Глядя на склонившиеся спины монахов, Павел Георгиевич вспомнил, как выписывал своего Христа (два года назад он, уже в зрелом возрасте, принял-таки православие), как подправлял ультрамарином глаз Спасителя, чтобы взгляд Его был еще пронзительнее. В храме тогда было тихо, он вспомнил, как вдруг запел и даже стал пританцовывать, так ему понравилось то, что получалось, но сразу же опомнился, ведь он расписывал тогда алтарь. На улице шел дождь, маленькая девчонка, дочка певчих, мокла под дождем, она неподвижно стояла в цветах и улыбалась, ей нравилось стоять под струями дождя и намокать, намокать.

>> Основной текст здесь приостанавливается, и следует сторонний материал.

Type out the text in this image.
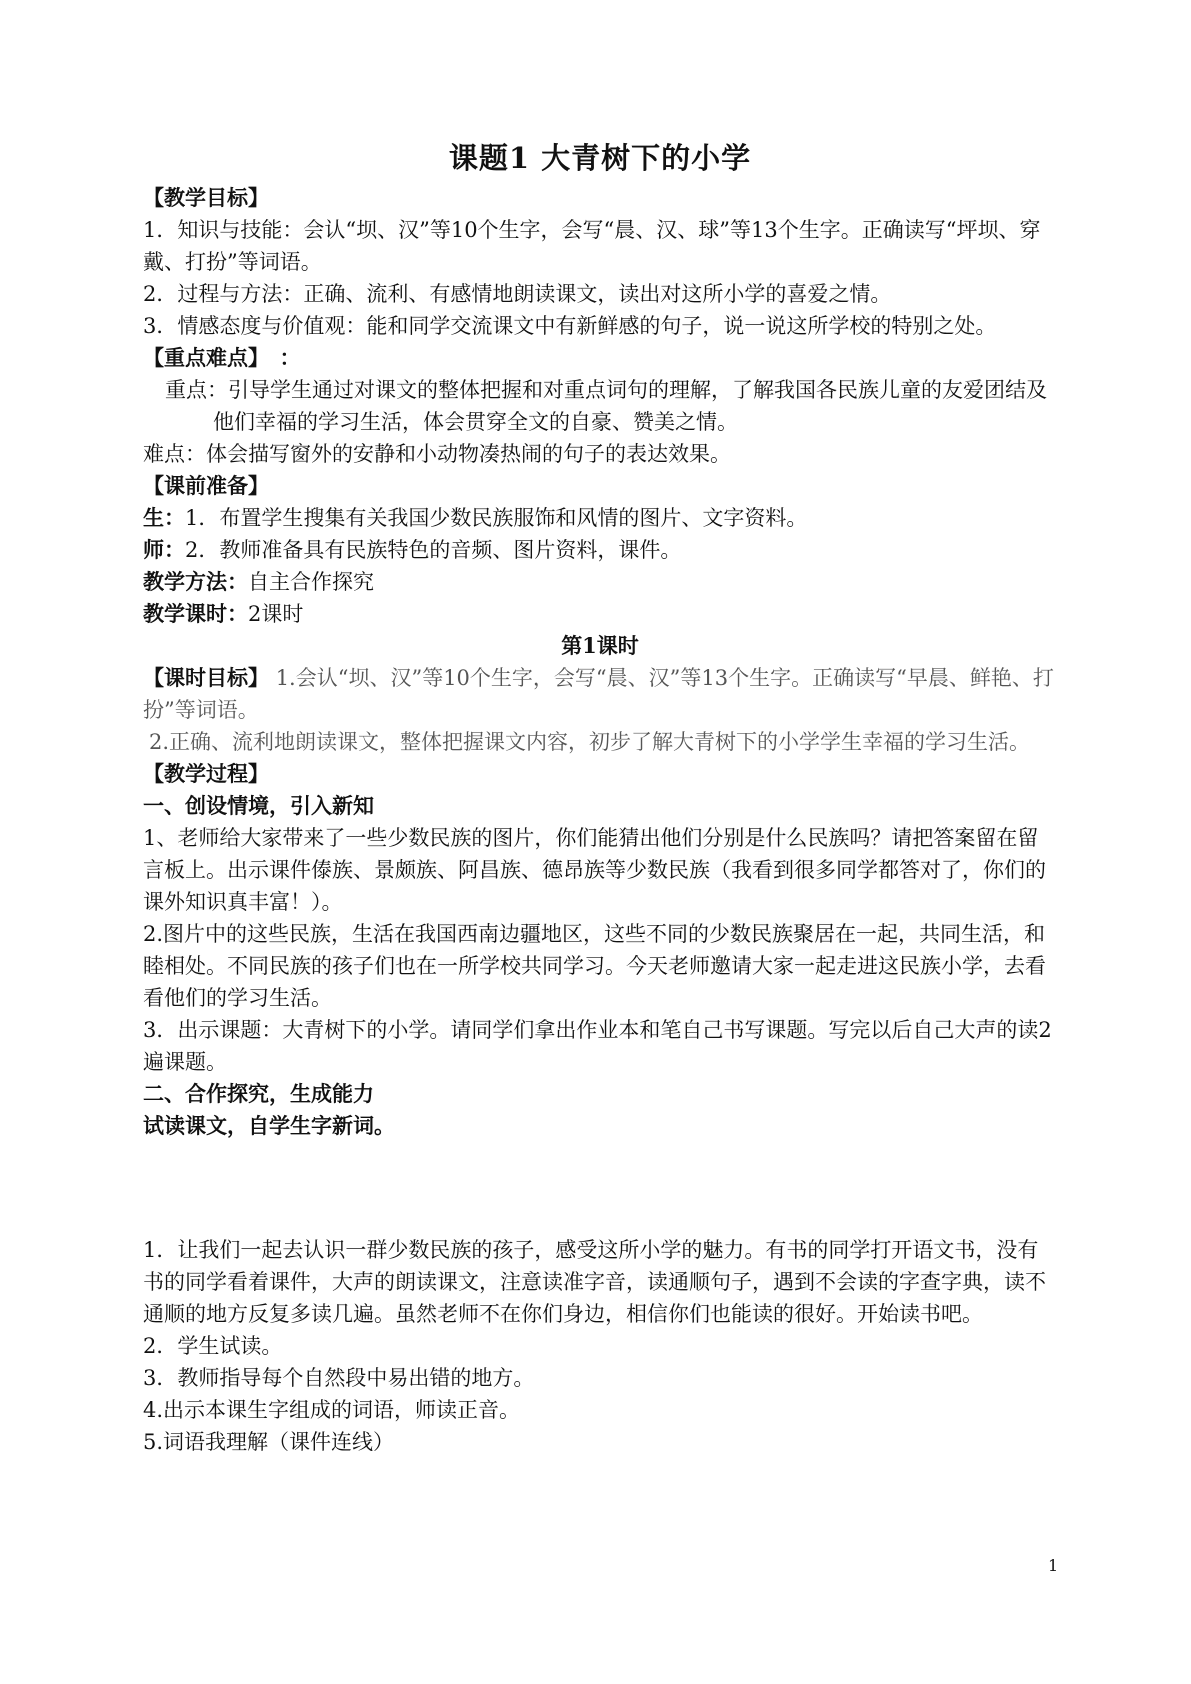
课题1 大青树下的小学

【教学目标】

1．知识与技能：会认“坝、汉”等10个生字，会写“晨、汉、球”等13个生字。正确读写“坪坝、穿戴、打扮”等词语。

2．过程与方法：正确、流利、有感情地朗读课文，读出对这所小学的喜爱之情。

3．情感态度与价值观：能和同学交流课文中有新鲜感的句子，说一说这所学校的特别之处。

【重点难点】　：

重点：引导学生通过对课文的整体把握和对重点词句的理解，了解我国各民族儿童的友爱团结及他们幸福的学习生活，体会贯穿全文的自豪、赞美之情。

难点：体会描写窗外的安静和小动物凑热闹的句子的表达效果。

【课前准备】

生：1．布置学生搜集有关我国少数民族服饰和风情的图片、文字资料。

师：2．教师准备具有民族特色的音频、图片资料，课件。

教学方法：自主合作探究

教学课时：2课时

第1课时

【课时目标】 1.会认“坝、汉”等10个生字，会写“晨、汉”等13个生字。正确读写“早晨、鲜艳、打扮”等词语。

2.正确、流利地朗读课文，整体把握课文内容，初步了解大青树下的小学学生幸福的学习生活。

【教学过程】

一、创设情境，引入新知

1、老师给大家带来了一些少数民族的图片，你们能猜出他们分别是什么民族吗？请把答案留在留言板上。出示课件傣族、景颇族、阿昌族、德昂族等少数民族（我看到很多同学都答对了，你们的课外知识真丰富！）。

2.图片中的这些民族，生活在我国西南边疆地区，这些不同的少数民族聚居在一起，共同生活，和睦相处。不同民族的孩子们也在一所学校共同学习。今天老师邀请大家一起走进这民族小学，去看看他们的学习生活。

3．出示课题：大青树下的小学。请同学们拿出作业本和笔自己书写课题。写完以后自己大声的读2遍课题。

二、合作探究，生成能力

试读课文，自学生字新词。

1．让我们一起去认识一群少数民族的孩子，感受这所小学的魅力。有书的同学打开语文书，没有书的同学看着课件，大声的朗读课文，注意读准字音，读通顺句子，遇到不会读的字查字典，读不通顺的地方反复多读几遍。虽然老师不在你们身边，相信你们也能读的很好。开始读书吧。

2．学生试读。

3．教师指导每个自然段中易出错的地方。

4.出示本课生字组成的词语，师读正音。

5.词语我理解（课件连线）

1
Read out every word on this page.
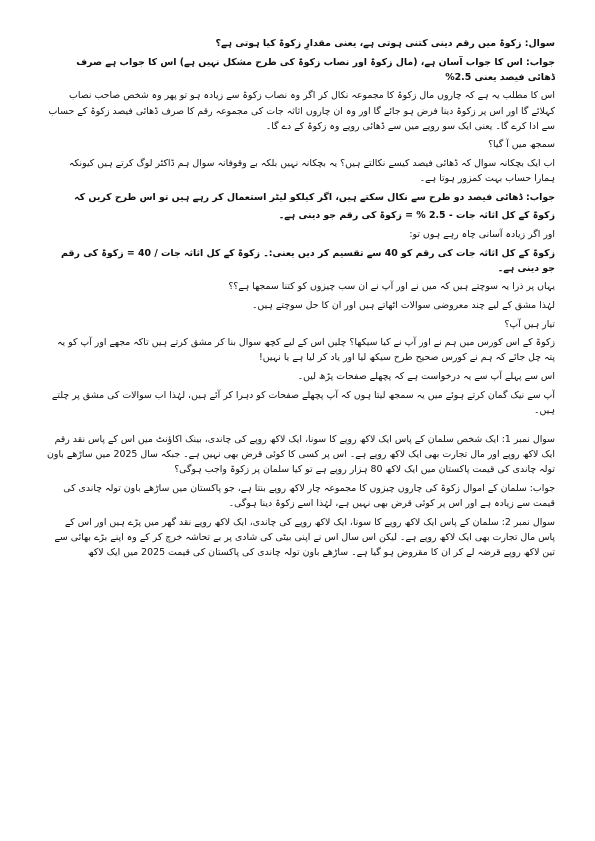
سوال: زکوۃ میں رقم دینی کتنی ہوتی ہے، یعنی مقدارِ زکوۃ کیا ہوتی ہے؟

جواب: اس کا جواب آسان ہے، (مال زکوۃ اور نصاب زکوۃ کی طرح مشکل نہیں ہے) اس کا جواب ہے صرف ڈھائی فیصد یعنی 2.5%

اس کا مطلب یہ ہے کہ چاروں مال زکوۃ کا مجموعہ نکال کر اگر وہ نصاب زکوۃ سے زیادہ ہو تو پھر وہ شخص صاحب نصاب کہلائے گا اور اس پر زکوۃ دینا فرض ہو جائے گا اور وہ ان چاروں اثاثہ جات کی مجموعہ رقم کا صرف ڈھائی فیصد زکوۃ کے حساب سے ادا کرے گا۔ یعنی ایک سو روپے میں سے ڈھائی روپے وہ زکوۃ کے دے گا۔

سمجھ میں آ گیا؟

اب ایک بچکانہ سوال کہ ڈھائی فیصد کیسے نکالتے ہیں؟ یہ بچکانہ نہیں بلکہ بے وقوفانہ سوال ہم ڈاکٹر لوگ کرتے ہیں کیونکہ ہمارا حساب بہت کمزور ہوتا ہے۔

جواب: ڈھائی فیصد دو طرح سے نکال سکتے ہیں، اگر کیلکو لیٹر استعمال کر رہے ہیں تو اس طرح کریں کہ

زکوۃ کے کل اثاثہ جات - 2.5 % = زکوۃ کی رقم جو دینی ہے۔

اور اگر زیادہ آسانی چاہ رہے ہوں تو:

زکوۃ کے کل اثاثہ جات کی رقم کو 40 سے تقسیم کر دیں یعنی:۔ زکوۃ کے کل اثاثہ جات / 40 = زکوۃ کی رقم جو دینی ہے۔

یہاں پر ذرا یہ سوچتے ہیں کہ میں نے اور آپ نے ان سب چیزوں کو کتنا سمجھا ہے؟؟

لہٰذا مشق کے لیے چند معروضی سوالات اٹھاتے ہیں اور ان کا حل سوچتے ہیں۔

تیار ہیں آپ؟

زکوۃ کے اس کورس میں ہم نے اور آپ نے کیا سیکھا؟ چلیں اس کے لیے کچھ سوال بنا کر مشق کرتے ہیں تاکہ مجھے اور آپ کو یہ پتہ چل جائے کہ ہم نے کورس صحیح طرح سیکھ لیا اور یاد کر لیا ہے یا نہیں!

اس سے پہلے آپ سے یہ درخواست ہے کہ پچھلے صفحات پڑھ لیں۔

آپ سے نیک گمان کرتے ہوئے میں یہ سمجھ لیتا ہوں کہ آپ پچھلے صفحات کو دہرا کر آئے ہیں، لہٰذا اب سوالات کی مشق پر چلتے ہیں۔

سوال نمبر 1: ایک شخص سلمان کے پاس ایک لاکھ روپے کا سونا، ایک لاکھ روپے کی چاندی، بینک اکاؤنٹ میں اس کے پاس نقد رقم ایک لاکھ روپے اور مال تجارت بھی ایک لاکھ روپے ہے۔ اس پر کسی کا کوئی قرض بھی نہیں ہے۔ جبکہ سال 2025 میں ساڑھے باون تولہ چاندی کی قیمت پاکستان میں ایک لاکھ 80 ہزار روپے ہے تو کیا سلمان پر زکوۃ واجب ہوگی؟

جواب: سلمان کے اموال زکوۃ کی چاروں چیزوں کا مجموعہ چار لاکھ روپے بنتا ہے، جو پاکستان میں ساڑھے باون تولہ چاندی کی قیمت سے زیادہ ہے اور اس پر کوئی قرض بھی نہیں ہے، لہٰذا اسے زکوۃ دینا ہوگی۔

سوال نمبر 2: سلمان کے پاس ایک لاکھ روپے کا سونا، ایک لاکھ روپے کی چاندی، ایک لاکھ روپے نقد گھر میں پڑے ہیں اور اس کے پاس مال تجارت بھی ایک لاکھ روپے ہے۔ لیکن اس سال اس نے اپنی بیٹی کی شادی پر بے تحاشہ خرچ کر کے وہ اپنے بڑے بھائی سے تین لاکھ روپے قرضہ لے کر ان کا مقروض ہو گیا ہے۔ ساڑھے باون تولہ چاندی کی پاکستان کی قیمت 2025 میں ایک لاکھ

Девочку позвали, но она по-прежнему не двигалась и стояла, незаметно трогая пальцами мокрые нарциссы и георгины. Глаз Сына Божьего, который, если вот здесь, еще чуть-чуть подправить, будет еще более глубок… Павел Георгиевич возвратился к мандале, перед которой он стоял. Другие художники насыпали дом другого бога. «Бога, где он, бог, был… Бога… какого?.. Когда-то я рисовал и Шиву…» Он вдруг почувствовал какое-то странное присутствие, словно бы и Вик тоже стоял здесь, рядом с ним, здесь, глядя, как насыпается эта мандала. «Другого… Не в этом дело… Важно лишь, что бог».
Колокольня… Как они, Вик с Лизой примчались вдруг в деревню, где он работал. Легкие и ясные. Он никогда не видел сына таким счастливым. Тогда подумал, что, быть может, вот и настал наконец час, когда то, что нарастало годами, отчуждая и разводя их все дальше, их, отца и сына, все, что привело к последней ссоре, наконец исчезнет и в свете этой любви Виктори наконец простит его. «А к колоколам?» – сказала Лиза. Узкий черный лаз наверх и это сдавленное чувство от сжатого пространства, Вик поднимался первым, держа в руке фонарь, за Виком Лиза, а вслед за Лизой он, тоже с фонариком. В ходе наверх было очень круто, ступеньки были высоки. Освещая их, он не мог не видеть ее ноги. Ведь икры поднимались напротив его лица, а выше, как зонтик, покачивалась ее коротенькая юбочка, в сердцевине которой под легкими облегающими ягодицы трусиками… «Зачем?! Господи, зачем же Ты так, в Своем же храме?!» Нет, он не хотел. Он хотел лишь освещать ступени. Наконец они выбрались наружу. Солнце садилось и колокольня словно бы плыла. Мелькнуло: «Сказать про небо?» Как вечерами он иногда смотрит отсюда на крылья облаков. И не сказал. Вик, незаметно раскачав, ударил. Упругий удар звона медленно, как шар, поплыл, заполняя и заполняя пространство. «Ой, мамочки, не надо», – засмеялась Лиза, закрывая пальчиками уши. Снизу бородато погрозил церковный староста. Павел Георгиевич вдруг подумал, что Лиза, принимая сторону Вика, наверняка будет испытывать к нему неприязнь. «Хотя, если они будут жить отдельно…» Закат пронзил и эти мысли. Закат пронзил закат.
18
– Вот в этом все и дело, – как-то странно опустив голову, сказал Дипендра.
Мы пили у него в номере.
– В чем? – спросил я.
– Не знаю, как бы это объяснить.
Он как-то сник. Я никогда не видел его таким грустным. Солнце уже село и стоял какой-то тихий странный свет. В окно я увидел, как по реке под только что зажегшимися на мосту фонарями скользит одинокое и узкое каноэ. Его стрела с нереальным каким-то каноистом почти сливалась с бликами воды и в этом вечернем свете была бы почти незаметна, если бы не ее скользящее движение. Небо с каждым мгновением меняло свои оттенки, истончаясь к горизонту и темнея наверх, где уже проступала, чернела фиолетовая синева, протыкаемая кое-где тонкими иглами холодных звезд.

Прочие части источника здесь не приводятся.